By North Shore News |
It starts with a meal and ends with an education.
The sweet smell of orange blossom fills Honada Alparawi’s kitchen last Friday, as she prepares a traditional rice dessert.
“I hope to open a Syrian food restaurant in North Vancouver and make my special dishes,” says Alparawi, brimming with newfound optimism.
There have been unfathomable obstacles in her life up until this point that didn’t give Alparawi much hope for the future.
Her husband made the perilous journey first, while the family waited behind in Syria.
One month later Alparawi and her four children fled Damascus on foot amidst all the “killings, bombings and shootings” and travelled for four hours to make it to a refugee camp in Beirut.
As Alparawi carried her youngest son in her arms the whole way, she tried to avoid stepping on the dead bodies of refugees who didn’t make it and were caught in the crossfire.
“Two of our children have disabilities and the youngest one was in very poor condition because his finger had been crushed in a door and he had two surgeries to fix it,” says Alparawi, aided by a translator.
Once the family made it to the border they waited for 14 hours until they were allowed into Lebanon.
Living in limbo in the Lebanese refugee camp for four years was dreadful for Alparawi and her family.

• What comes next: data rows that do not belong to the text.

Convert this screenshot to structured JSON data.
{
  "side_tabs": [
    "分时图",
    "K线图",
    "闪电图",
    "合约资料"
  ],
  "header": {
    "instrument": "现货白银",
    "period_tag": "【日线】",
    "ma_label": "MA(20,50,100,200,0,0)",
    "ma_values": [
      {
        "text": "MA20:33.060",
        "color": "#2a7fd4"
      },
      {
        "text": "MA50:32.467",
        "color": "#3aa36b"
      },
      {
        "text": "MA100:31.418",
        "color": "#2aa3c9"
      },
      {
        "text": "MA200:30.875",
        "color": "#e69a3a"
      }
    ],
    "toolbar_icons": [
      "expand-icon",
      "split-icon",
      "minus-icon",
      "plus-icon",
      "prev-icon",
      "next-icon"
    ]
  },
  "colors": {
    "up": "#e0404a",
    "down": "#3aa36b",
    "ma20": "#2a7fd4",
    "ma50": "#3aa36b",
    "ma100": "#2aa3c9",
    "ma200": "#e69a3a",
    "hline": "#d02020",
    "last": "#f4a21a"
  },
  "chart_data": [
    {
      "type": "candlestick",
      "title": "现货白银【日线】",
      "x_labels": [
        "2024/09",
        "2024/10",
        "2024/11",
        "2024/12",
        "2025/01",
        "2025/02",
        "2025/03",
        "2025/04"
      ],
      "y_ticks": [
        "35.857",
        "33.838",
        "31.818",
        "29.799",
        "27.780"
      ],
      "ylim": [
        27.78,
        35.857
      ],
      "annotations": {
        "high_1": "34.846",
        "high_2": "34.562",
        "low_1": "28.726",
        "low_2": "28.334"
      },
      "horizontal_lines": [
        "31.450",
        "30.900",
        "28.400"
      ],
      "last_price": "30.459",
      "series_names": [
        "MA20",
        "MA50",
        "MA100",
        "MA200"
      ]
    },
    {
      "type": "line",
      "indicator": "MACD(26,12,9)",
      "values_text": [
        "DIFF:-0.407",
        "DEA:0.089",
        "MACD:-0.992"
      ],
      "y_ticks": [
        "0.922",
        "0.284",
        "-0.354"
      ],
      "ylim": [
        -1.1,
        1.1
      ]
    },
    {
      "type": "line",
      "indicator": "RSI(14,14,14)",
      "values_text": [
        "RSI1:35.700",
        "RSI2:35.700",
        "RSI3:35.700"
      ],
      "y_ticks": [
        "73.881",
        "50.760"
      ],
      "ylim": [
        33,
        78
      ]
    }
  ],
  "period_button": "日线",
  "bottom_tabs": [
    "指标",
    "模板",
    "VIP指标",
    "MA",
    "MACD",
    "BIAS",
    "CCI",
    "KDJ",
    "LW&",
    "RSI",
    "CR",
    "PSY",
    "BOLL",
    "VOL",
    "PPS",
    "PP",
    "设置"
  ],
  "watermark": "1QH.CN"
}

With no income, they couldn’t afford to get sick because it would cost money to see a doctor. Alparawi suffered through a debilitating kidney condition without proper medical attention.
There was no spare change to even buy water for the kids.
Four years later, and finally some good news: The family would be sponsored to come to Canada.
Alparawi says the long odyssey to a foreign land was made easier because of the kindness of strangers.
“I feel like I am with my family. When I was in Beirut, I felt that I was living with strangers, but as soon as I arrived at the airport, I felt like I was with my family.”
Orbiting around her central North Vancouver apartment on Friday, Alparawi is preparing for a feast.
An Evening of Syrian Cuisine – a multi-course traditional dinner, finished with dessert – is a fundraiser to support a school in Turkey set up by Canadian volunteers from the Syrian Kids Foundation.
Al Salam School is located about one mile away from Turkey’s busiest border crossing with Syria.
On the day the school opened in 2012, Syrian Kids Foundation volunteers expected 300 students. However, the demand was incredible: 1,000 children were lined up at the doors.
The school tries to be an island of stability in a sea of instability, explains Syrian Kids Foundation board member and Lonsdale resident Lauryn Oates, who is co-hosting the special dinner on Saturday night.